Celebrate U’s standard outreach bundle includes a sleeping bag, winter clothing, snack items and a Bible, assembled for distribution on regular runs along the corridor. The bundles are intended to address immediate needs during cold months while providing a point of contact for longer-term support. In Perham, Bommersbach also helps sustain Ruby’s Pantry distributions, integrating food assistance with the outreach’s mobile work.
The program relies on donations and volunteers to cover costs and logistics. Bommersbach works multiple jobs, including positions at BTD and Perham 180, to support both his family and the outreach. He has reconnected with his family and is pursuing longer-term goals that include chaplaincy and outreach inside prisons and jails, extending the model that helped his own recovery.
Celebrate U’s activity highlights two local realities: rural homelessness often spans multiple towns and counties, and small, volunteer-driven efforts frequently plug gaps left by limited institutional capacity. For Otter Tail County residents, the outreach creates a direct opportunity to contribute practical items and time that translate into immediate relief for neighbors without stable housing. Local churches and community groups can amplify the impact by coordinating donations of winter gear, sleeping bags and nonperishable snacks, and by offering volunteer time for packing and distribution.

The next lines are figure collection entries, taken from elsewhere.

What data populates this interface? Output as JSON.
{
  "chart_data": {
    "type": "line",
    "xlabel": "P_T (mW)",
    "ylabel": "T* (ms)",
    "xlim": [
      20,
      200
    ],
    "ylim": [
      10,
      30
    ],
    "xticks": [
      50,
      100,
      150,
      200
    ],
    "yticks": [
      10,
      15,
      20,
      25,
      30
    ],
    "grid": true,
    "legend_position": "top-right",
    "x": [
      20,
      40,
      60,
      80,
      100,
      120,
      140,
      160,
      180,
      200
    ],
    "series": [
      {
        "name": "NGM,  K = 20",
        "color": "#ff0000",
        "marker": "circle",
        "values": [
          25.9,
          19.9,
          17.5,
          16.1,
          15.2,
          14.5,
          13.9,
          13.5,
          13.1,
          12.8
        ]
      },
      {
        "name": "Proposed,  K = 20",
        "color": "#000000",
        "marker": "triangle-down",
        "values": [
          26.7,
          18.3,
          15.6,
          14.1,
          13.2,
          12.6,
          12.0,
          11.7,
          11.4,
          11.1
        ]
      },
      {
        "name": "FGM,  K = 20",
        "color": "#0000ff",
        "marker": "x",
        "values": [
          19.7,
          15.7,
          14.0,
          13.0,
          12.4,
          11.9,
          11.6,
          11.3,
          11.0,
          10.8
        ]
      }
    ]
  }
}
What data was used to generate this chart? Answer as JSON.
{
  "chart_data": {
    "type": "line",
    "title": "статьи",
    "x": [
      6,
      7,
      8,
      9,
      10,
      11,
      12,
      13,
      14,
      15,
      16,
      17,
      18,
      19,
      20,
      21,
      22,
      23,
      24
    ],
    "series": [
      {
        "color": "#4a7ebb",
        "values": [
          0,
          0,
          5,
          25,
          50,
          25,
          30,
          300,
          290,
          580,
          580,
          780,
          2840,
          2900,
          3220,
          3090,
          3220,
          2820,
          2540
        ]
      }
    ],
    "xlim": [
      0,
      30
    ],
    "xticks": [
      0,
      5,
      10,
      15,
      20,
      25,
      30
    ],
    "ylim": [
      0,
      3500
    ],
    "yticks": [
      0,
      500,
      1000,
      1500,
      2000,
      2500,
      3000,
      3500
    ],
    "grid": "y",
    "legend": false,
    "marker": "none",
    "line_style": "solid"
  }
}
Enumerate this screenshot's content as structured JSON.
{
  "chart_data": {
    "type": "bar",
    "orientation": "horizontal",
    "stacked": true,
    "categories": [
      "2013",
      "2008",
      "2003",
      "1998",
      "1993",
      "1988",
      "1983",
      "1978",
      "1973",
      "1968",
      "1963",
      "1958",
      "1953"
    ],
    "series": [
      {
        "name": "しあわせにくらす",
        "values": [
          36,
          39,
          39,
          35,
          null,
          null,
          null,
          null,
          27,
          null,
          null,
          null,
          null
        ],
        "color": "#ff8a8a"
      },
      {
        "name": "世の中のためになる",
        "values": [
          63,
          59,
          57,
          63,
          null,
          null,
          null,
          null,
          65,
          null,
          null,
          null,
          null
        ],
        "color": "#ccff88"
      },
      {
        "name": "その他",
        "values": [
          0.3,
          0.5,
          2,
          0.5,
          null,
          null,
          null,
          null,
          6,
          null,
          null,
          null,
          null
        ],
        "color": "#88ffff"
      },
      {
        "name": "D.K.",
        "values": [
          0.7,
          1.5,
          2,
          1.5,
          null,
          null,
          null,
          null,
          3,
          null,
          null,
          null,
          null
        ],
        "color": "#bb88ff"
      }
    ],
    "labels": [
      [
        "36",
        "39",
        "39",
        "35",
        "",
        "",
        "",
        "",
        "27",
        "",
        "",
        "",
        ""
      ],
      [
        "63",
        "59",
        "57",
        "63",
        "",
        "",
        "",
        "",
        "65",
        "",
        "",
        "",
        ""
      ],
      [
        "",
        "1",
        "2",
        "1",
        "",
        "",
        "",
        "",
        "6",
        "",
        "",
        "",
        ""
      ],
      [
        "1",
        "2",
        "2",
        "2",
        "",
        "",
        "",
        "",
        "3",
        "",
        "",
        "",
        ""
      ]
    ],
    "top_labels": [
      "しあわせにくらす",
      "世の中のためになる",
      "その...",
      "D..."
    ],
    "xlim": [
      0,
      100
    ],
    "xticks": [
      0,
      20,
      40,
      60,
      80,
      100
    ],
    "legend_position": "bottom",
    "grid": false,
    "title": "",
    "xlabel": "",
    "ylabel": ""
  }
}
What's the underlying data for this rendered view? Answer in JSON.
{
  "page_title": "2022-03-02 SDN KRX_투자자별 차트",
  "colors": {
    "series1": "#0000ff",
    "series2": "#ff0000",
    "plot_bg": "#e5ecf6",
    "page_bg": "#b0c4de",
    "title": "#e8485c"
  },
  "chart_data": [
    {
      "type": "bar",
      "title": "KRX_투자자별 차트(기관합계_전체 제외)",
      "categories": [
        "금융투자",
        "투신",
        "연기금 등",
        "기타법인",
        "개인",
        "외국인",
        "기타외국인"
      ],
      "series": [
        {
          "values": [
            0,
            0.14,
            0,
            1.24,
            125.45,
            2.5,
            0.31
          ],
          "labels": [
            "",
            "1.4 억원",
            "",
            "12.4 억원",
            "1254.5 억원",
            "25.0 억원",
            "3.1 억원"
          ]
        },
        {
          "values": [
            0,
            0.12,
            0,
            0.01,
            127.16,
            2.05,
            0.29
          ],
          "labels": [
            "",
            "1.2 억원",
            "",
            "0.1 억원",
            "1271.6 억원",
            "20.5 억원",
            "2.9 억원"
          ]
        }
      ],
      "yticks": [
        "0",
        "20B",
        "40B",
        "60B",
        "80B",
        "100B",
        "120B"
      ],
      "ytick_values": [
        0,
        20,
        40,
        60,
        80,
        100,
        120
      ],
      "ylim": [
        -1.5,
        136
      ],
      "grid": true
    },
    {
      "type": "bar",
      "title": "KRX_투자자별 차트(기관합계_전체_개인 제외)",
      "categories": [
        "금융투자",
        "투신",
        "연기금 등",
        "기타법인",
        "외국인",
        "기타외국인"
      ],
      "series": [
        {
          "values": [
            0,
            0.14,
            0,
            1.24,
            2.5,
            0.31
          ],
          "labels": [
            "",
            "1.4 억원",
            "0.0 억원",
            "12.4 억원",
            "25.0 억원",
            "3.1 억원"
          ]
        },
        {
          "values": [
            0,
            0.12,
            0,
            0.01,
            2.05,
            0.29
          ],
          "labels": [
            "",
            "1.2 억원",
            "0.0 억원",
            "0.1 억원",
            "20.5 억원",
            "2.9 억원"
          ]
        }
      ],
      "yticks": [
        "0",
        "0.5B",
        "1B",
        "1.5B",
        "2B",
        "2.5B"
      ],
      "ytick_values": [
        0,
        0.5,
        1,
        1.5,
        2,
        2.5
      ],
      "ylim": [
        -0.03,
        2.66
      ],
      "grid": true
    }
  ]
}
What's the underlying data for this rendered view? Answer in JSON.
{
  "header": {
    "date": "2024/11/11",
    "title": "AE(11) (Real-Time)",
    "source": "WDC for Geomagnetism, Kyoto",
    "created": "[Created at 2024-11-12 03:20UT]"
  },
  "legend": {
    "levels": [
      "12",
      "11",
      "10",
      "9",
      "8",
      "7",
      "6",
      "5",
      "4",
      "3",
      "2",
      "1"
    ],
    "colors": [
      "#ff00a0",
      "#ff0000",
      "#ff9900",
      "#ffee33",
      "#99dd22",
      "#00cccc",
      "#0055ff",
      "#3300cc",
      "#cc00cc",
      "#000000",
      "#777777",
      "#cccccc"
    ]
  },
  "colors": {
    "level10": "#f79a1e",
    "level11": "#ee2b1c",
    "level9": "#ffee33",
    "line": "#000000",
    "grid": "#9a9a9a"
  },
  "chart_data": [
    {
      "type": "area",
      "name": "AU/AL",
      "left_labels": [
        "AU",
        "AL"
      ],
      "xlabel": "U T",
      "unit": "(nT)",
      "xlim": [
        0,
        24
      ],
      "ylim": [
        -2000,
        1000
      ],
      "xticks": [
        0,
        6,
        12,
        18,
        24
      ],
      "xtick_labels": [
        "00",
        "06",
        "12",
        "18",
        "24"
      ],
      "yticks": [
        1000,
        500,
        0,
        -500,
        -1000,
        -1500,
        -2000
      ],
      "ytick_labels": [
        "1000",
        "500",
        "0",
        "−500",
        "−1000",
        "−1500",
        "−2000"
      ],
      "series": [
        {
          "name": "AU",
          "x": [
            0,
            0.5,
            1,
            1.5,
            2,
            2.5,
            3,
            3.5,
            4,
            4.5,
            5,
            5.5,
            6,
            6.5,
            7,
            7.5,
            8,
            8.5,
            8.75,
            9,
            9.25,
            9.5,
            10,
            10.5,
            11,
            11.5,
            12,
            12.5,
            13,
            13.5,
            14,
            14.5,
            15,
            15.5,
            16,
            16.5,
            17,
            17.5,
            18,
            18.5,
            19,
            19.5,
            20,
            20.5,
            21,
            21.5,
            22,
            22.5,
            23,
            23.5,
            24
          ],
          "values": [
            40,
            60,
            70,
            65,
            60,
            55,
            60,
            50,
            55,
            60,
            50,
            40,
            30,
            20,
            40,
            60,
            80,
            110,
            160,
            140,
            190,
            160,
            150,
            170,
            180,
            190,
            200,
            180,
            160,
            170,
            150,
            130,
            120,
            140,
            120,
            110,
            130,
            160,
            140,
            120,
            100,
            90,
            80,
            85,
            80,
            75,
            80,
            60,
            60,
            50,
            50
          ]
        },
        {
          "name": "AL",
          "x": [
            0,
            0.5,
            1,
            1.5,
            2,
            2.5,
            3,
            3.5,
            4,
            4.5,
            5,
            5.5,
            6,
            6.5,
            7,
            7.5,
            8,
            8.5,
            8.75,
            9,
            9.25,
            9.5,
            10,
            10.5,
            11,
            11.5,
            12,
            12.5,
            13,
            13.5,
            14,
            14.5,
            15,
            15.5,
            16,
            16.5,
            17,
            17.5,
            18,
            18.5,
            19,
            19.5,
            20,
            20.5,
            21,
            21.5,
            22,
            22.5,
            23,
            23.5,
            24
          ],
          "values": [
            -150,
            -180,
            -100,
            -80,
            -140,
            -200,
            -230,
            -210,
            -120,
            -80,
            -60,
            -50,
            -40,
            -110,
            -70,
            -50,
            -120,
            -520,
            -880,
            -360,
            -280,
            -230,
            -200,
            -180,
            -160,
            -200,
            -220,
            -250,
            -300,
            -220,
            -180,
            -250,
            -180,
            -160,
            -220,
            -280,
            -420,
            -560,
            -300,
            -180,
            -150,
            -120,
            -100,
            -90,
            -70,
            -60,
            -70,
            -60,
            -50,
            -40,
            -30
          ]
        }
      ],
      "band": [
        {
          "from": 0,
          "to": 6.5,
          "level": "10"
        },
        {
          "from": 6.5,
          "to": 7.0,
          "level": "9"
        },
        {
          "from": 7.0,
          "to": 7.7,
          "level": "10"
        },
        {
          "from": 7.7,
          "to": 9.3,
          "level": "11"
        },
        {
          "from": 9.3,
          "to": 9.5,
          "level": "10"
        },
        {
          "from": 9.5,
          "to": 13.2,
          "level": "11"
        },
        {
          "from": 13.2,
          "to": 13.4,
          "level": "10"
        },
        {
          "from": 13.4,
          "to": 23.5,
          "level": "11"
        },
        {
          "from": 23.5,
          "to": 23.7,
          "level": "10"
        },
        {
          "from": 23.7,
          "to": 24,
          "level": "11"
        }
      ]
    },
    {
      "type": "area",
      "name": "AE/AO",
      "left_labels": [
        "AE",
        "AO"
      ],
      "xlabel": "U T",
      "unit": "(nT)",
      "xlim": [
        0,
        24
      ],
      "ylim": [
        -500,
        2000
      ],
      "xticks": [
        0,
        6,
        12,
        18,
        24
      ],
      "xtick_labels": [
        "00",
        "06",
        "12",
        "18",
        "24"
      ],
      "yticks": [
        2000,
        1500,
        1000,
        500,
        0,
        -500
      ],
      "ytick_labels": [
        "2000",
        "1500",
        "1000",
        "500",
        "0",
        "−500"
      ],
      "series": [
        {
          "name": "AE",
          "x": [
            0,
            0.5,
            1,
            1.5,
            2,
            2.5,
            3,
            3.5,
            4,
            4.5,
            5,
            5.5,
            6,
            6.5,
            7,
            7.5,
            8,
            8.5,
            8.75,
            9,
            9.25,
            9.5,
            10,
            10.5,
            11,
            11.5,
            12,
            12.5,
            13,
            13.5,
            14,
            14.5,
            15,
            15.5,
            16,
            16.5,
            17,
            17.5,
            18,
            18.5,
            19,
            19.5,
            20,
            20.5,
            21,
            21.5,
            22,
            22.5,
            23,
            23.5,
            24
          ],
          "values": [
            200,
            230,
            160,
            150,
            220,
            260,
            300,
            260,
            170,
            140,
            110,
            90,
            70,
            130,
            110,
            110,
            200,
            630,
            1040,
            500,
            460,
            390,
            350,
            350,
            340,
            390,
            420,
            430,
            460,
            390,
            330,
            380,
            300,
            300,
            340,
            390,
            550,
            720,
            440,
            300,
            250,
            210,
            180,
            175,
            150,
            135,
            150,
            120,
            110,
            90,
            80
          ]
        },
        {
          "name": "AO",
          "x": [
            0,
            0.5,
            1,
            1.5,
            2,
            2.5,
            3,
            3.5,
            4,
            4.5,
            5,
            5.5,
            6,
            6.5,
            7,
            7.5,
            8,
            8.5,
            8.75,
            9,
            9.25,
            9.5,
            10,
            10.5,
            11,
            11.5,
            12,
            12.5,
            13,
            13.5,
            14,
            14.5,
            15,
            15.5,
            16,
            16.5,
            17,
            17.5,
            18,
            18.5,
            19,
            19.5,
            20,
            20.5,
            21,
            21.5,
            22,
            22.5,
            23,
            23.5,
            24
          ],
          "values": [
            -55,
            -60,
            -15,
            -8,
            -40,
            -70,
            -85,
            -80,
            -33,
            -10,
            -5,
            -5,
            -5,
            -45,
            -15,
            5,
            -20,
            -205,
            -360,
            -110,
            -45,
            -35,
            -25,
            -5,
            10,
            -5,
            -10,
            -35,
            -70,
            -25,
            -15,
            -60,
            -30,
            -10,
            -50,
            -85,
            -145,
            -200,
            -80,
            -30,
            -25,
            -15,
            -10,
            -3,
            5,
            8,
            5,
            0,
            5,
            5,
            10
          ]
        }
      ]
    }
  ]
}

Policy implications are clear: sustaining such grassroots work requires reliable donor support and coordination with county services to ensure people who need longer-term housing, health care and addiction treatment are connected to available resources. Bommersbach’s stated aim to expand into chaplaincy and correctional outreach suggests a continuity model that begins with immediate material aid and moves toward prevention and recovery services for people returning from incarceration.
Celebrate U is operating now and seeks volunteers, donations and partnerships to keep its outreach runs regular through the winter and beyond. For many in Perham and neighboring communities, the group represents a locally rooted response to homelessness that combines faith-based compassion with practical assistance.